Hi everyone,
We are using ElasticSearch Nest client to build an API with Dot Net Core to run queries towards an ElasticSearch cluster. Most of the times, we run the same type of query with a filter that's provided as part of the API call, so we have wrapped it into a method like this:
var stopWatch = new Stopwatch(); // stopwatch added to investigate the issue
stopWatch.Start();
var searchRequest = new SearchRequest<Price>
{
Size = 0,
Query = new BoolQuery()
{
Must = _filterTermQueries_
},
Aggregations = aggrs
};
var results = indexClient.Search<Price>(searchRequest);
timeTracking.Enqueue($"Search done - {stopwatch.ElapsedMilliseconds} - {results.Took}");
Most of the time, the stopwatch time is +-50 ms more than the results.Took time, understandable due to serialization and deserialization of the request/response.

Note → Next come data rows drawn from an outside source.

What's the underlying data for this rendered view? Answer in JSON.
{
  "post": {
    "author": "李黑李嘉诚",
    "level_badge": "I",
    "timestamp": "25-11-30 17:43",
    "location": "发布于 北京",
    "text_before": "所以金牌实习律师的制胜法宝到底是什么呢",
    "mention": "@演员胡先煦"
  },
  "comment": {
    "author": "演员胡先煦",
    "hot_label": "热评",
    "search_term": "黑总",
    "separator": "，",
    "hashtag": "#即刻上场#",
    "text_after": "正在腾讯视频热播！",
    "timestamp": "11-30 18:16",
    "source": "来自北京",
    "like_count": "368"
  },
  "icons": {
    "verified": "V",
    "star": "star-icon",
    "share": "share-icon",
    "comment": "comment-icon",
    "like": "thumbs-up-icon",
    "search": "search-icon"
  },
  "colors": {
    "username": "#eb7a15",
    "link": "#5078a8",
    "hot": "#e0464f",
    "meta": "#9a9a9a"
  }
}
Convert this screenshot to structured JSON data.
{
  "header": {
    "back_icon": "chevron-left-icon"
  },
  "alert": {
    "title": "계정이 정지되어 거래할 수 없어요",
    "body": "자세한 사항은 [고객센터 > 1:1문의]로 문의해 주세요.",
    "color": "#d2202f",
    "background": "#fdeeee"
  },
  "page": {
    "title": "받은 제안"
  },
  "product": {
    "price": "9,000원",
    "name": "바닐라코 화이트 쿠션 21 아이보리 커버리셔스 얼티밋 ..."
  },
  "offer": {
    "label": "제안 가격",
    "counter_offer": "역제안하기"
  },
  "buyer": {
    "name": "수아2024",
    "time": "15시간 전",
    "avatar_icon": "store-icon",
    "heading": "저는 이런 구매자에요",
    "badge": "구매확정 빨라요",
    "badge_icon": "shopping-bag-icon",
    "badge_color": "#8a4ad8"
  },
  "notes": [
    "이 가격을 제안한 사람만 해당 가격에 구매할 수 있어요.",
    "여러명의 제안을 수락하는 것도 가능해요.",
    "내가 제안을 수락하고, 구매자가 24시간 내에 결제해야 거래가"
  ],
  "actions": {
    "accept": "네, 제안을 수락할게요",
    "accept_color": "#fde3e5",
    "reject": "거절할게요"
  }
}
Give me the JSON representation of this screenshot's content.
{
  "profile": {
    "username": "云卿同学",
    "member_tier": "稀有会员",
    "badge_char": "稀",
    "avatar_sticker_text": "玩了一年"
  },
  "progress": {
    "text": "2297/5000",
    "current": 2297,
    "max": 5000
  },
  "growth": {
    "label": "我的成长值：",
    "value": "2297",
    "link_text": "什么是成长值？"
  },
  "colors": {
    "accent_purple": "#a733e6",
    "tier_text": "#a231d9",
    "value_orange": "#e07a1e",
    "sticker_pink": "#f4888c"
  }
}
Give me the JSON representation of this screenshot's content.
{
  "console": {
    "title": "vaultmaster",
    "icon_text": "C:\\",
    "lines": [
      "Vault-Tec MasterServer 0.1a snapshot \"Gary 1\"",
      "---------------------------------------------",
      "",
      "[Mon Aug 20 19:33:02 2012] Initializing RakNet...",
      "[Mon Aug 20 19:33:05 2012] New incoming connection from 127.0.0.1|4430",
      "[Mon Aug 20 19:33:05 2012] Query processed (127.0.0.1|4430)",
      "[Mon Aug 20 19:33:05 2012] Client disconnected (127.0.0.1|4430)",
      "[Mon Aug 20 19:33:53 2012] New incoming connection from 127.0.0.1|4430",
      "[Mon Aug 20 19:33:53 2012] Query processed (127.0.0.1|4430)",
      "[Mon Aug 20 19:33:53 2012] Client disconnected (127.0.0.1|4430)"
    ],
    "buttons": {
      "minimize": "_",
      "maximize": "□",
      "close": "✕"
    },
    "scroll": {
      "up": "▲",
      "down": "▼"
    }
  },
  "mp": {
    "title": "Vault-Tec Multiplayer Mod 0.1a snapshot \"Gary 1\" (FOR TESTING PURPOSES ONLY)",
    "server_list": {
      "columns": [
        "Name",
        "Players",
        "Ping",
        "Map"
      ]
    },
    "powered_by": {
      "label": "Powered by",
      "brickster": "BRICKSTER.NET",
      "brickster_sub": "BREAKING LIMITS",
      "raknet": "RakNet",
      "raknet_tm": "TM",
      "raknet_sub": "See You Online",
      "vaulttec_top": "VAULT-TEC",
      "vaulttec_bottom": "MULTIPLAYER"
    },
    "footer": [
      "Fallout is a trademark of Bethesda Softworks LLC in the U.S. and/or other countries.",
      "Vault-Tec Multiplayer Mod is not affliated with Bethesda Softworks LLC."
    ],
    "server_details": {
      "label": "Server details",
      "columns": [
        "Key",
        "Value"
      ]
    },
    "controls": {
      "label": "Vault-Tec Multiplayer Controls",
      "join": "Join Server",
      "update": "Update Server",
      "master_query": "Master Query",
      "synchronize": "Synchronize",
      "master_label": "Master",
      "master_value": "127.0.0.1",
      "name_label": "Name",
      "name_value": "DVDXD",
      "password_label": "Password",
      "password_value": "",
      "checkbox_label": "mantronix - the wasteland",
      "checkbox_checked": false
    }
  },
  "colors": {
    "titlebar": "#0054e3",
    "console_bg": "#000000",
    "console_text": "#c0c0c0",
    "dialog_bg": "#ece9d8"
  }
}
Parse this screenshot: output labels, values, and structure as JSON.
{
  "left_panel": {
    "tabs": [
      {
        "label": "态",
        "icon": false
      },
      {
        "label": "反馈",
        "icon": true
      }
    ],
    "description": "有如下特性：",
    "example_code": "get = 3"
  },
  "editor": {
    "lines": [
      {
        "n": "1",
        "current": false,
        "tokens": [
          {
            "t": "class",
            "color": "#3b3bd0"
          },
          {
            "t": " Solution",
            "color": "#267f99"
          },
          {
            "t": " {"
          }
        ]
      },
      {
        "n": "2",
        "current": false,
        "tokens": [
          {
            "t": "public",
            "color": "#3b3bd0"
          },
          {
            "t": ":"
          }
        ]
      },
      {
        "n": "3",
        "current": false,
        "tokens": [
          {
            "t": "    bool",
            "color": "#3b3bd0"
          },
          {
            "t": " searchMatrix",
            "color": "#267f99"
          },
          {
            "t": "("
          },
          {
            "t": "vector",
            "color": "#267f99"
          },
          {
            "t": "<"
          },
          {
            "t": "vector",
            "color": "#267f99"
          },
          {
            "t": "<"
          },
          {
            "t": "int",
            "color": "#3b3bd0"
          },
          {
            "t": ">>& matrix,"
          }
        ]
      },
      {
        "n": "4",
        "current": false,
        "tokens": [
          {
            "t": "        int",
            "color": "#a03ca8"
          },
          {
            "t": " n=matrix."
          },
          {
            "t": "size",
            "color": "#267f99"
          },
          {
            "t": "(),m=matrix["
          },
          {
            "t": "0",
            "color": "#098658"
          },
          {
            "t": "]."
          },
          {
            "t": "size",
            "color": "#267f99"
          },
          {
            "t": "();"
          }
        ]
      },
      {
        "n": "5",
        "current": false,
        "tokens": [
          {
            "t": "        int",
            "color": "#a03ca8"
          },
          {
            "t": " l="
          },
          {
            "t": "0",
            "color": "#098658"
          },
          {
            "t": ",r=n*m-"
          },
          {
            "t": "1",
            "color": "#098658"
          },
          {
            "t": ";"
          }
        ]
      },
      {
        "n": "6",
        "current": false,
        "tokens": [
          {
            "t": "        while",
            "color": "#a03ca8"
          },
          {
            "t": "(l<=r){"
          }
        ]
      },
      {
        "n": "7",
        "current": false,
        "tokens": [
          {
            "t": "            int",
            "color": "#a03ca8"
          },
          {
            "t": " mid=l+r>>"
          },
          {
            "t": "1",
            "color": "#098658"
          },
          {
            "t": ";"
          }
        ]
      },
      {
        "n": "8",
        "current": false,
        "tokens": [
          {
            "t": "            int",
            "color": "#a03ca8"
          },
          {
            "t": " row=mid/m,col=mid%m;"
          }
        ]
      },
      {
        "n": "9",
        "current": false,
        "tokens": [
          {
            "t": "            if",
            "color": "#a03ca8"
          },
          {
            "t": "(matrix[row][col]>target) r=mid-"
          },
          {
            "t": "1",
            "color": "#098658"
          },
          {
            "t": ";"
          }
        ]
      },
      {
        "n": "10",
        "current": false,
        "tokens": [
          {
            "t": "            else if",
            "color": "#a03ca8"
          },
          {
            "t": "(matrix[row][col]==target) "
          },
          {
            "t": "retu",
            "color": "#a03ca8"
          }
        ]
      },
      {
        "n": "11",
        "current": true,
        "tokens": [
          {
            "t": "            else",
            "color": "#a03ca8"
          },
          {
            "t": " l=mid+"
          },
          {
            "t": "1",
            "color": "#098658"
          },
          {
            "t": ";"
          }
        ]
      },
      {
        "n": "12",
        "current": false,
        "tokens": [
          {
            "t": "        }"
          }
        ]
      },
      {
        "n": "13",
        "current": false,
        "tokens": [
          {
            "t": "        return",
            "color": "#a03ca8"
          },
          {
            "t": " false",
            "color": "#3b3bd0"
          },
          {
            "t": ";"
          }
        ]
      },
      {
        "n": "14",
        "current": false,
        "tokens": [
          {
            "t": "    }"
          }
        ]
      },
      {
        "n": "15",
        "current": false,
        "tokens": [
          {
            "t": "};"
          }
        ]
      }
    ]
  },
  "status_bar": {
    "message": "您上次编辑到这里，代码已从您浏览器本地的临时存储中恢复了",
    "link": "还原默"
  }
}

The problem is that, every once in a while, the difference between the two is up to 3 seconds, hence the API takes more than 3 seconds to answer even though ElasticSearch indexes only spent milliseconds finding the data.
Note this happens with load (via JMeterLoadTest) and without load (single call via postman).
I've read in this discussion that: "Bear in mind that the first query to Elasticsearch from NEST will be much slower because the client caches a lot of delegates, compiled expressions and json serialization properties on this first call."
Hence I question myself:
- For how long are those things cached? Could it be that those caches are evicted every once in a while and we have to pay this price again?
- Is there any way to gather extra information about them at runtime?
Any help would be appreciated, thanks!